I had taken that as a chance to flee.

With hindsight, the way I had trampled up the stairs like hell itself was on my tail, which was Isaac's fault for making me watch the robot monster-ness, it had certainly been loud enough to act as a rinse-and-shine device.

Either way, the very high pitched — but I'm sure very manly — scream that left my lips as I shoved open my bedroom door, only to find that it was no longer vacant, was one that would have woken the neighbours.
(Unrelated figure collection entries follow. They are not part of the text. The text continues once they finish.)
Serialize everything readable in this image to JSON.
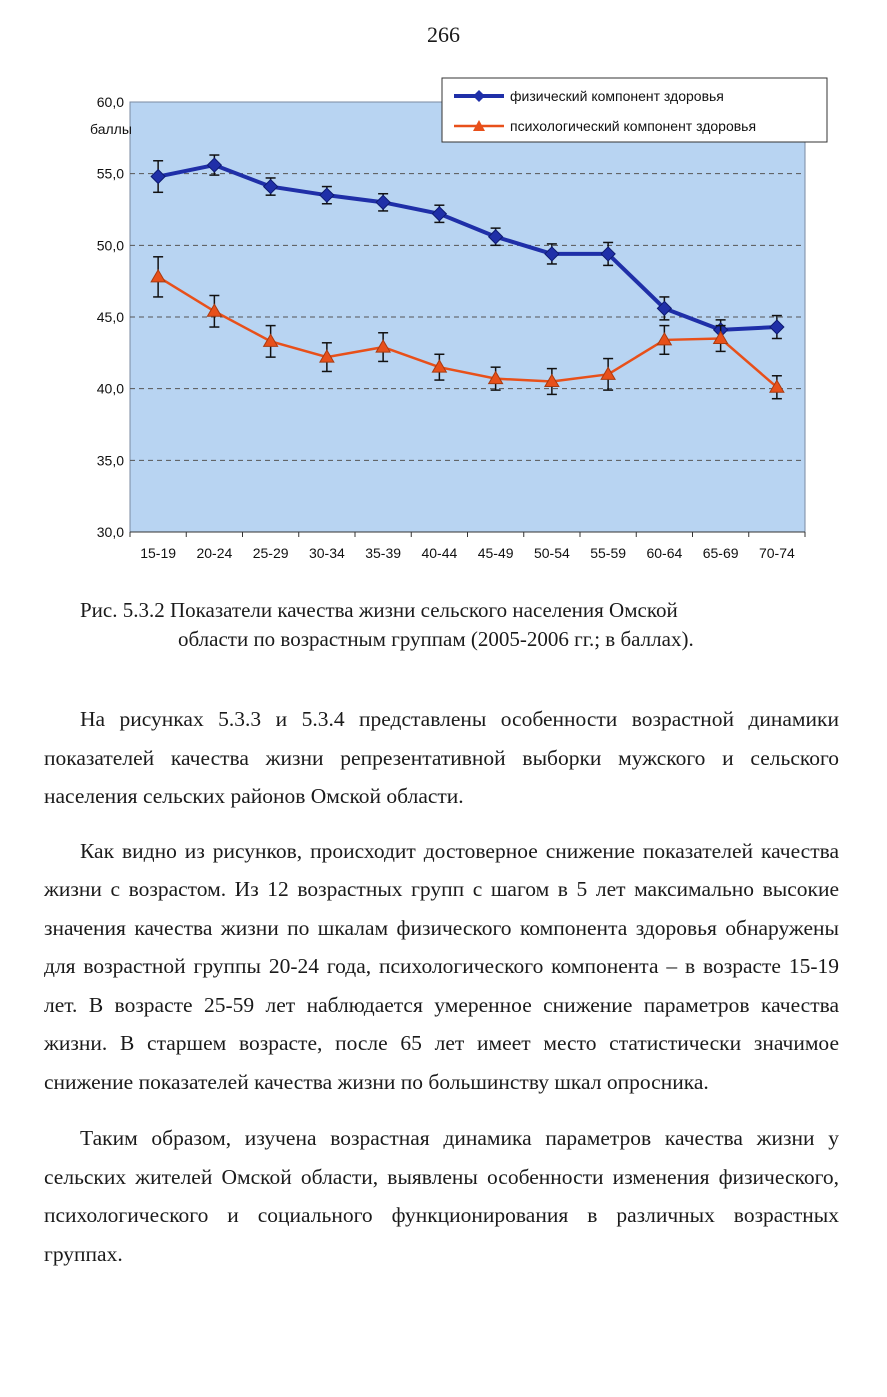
{
  "page": {
    "number": "266"
  },
  "chart_data": {
    "type": "line",
    "ylabel": "баллы",
    "ylim": [
      30,
      60
    ],
    "yticks": [
      "60,0",
      "55,0",
      "50,0",
      "45,0",
      "40,0",
      "35,0",
      "30,0"
    ],
    "ytick_values": [
      60,
      55,
      50,
      45,
      40,
      35,
      30
    ],
    "categories": [
      "15-19",
      "20-24",
      "25-29",
      "30-34",
      "35-39",
      "40-44",
      "45-49",
      "50-54",
      "55-59",
      "60-64",
      "65-69",
      "70-74"
    ],
    "legend_position": "top-right",
    "grid": "horizontal dashed",
    "series": [
      {
        "name": "физический компонент здоровья",
        "color": "#1f2fa8",
        "marker": "diamond",
        "values": [
          54.8,
          55.6,
          54.1,
          53.5,
          53.0,
          52.2,
          50.6,
          49.4,
          49.4,
          45.6,
          44.1,
          44.3
        ],
        "error": [
          1.1,
          0.7,
          0.6,
          0.6,
          0.6,
          0.6,
          0.6,
          0.7,
          0.8,
          0.8,
          0.7,
          0.8
        ]
      },
      {
        "name": "психологический компонент здоровья",
        "color": "#e8501a",
        "marker": "triangle",
        "values": [
          47.8,
          45.4,
          43.3,
          42.2,
          42.9,
          41.5,
          40.7,
          40.5,
          41.0,
          43.4,
          43.5,
          40.1
        ],
        "error": [
          1.4,
          1.1,
          1.1,
          1.0,
          1.0,
          0.9,
          0.8,
          0.9,
          1.1,
          1.0,
          0.9,
          0.8
        ]
      }
    ],
    "colors": {
      "plot_background": "#b8d4f2",
      "grid": "#555555"
    }
  },
  "caption": {
    "line1": "Рис. 5.3.2 Показатели качества жизни сельского населения Омской",
    "line2": "области по возрастным группам (2005-2006 гг.; в баллах)."
  },
  "paragraphs": [
    "На рисунках 5.3.3 и 5.3.4 представлены особенности возрастной динамики показателей качества жизни репрезентативной выборки мужского и сельского населения сельских районов Омской области.",
    "Как видно из рисунков, происходит достоверное снижение показателей качества жизни с возрастом. Из 12 возрастных групп с шагом в 5 лет максимально высокие значения качества жизни по шкалам физического компонента здоровья обнаружены для возрастной группы 20-24 года, психологического компонента – в возрасте 15-19 лет. В возрасте 25-59 лет наблюдается умеренное снижение параметров качества жизни. В старшем возрасте, после 65 лет имеет место статистически значимое снижение показателей качества жизни по большинству шкал опросника.",
    "Таким образом, изучена возрастная динамика параметров качества жизни у сельских жителей Омской области, выявлены особенности изменения физического, психологического и социального функционирования в различных возрастных группах."
  ]
}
The relief that it wasn't Arnold Schwarzenegger sent back through time to kill me, or to tell me that some other scary silvery turning robot wanted to kill, was short-lived.

When I realized that it was Blake in my room, but more importantly, what lay on the bed behind where he stood, I think I would have preferred the T — 1000.

As tall as Isaac, who had, like the freaking giant that he was, had hit the six-foot-one mark, and perhaps a little bit slimmer, it was easy to see why all the girls had gone goo-goo eyed over him. He carried with him the mischievous glint of a troublemaker; his strong jawline offered a sturdiness that made him look older than he was, and his smile was like black velvet, promising all the sins of the world in a gift-wrapped box.

But he wasn't smiling.

I wasn't sure exactly what he was doing with his face, some weird, squinty-eyed thing, but it sure as sugar wasn't a smile.

It wasn't hard to see why. Behind him, my secret was once again displayed in front of him. No excuses could fix. No lie could avoid. I could tell by the way that the blue container, a smallish square that that had once had a lid before I had tried to use it as a Frisbee, had been emptied out that he had seen everything it had to offer.

And that should have made me mad, but the only emotion that dared to rise was embarrassment. Heat ate away at my cheeks, and I couldn't remember a time that I had wished that I had never been born to the extent that I now did.

Throat burning, I had no words.

Throat burning, my vision began to blur, and the dampness that reclaimed my lashes had nothing to do with the Splish-and-splash in the bathroom.

/"Come in./" It was only as he spoke that it dawned on me that I was lingering just outside the threshold, as though stepping through it would make it any more real than it already was. /"And shut the door./"

There was something in his tone, clear and dominating, nothing at all like the usual teasing tone he used around me, that had me stepping forward like a puppet abiding by his master's will. It had the door clicking behind me, trapping us within the plain blue walls.

And then silence came and didn't seem to want to leave without a fight. It descended in the air, hovering, filling the space between us until I could barely stand it.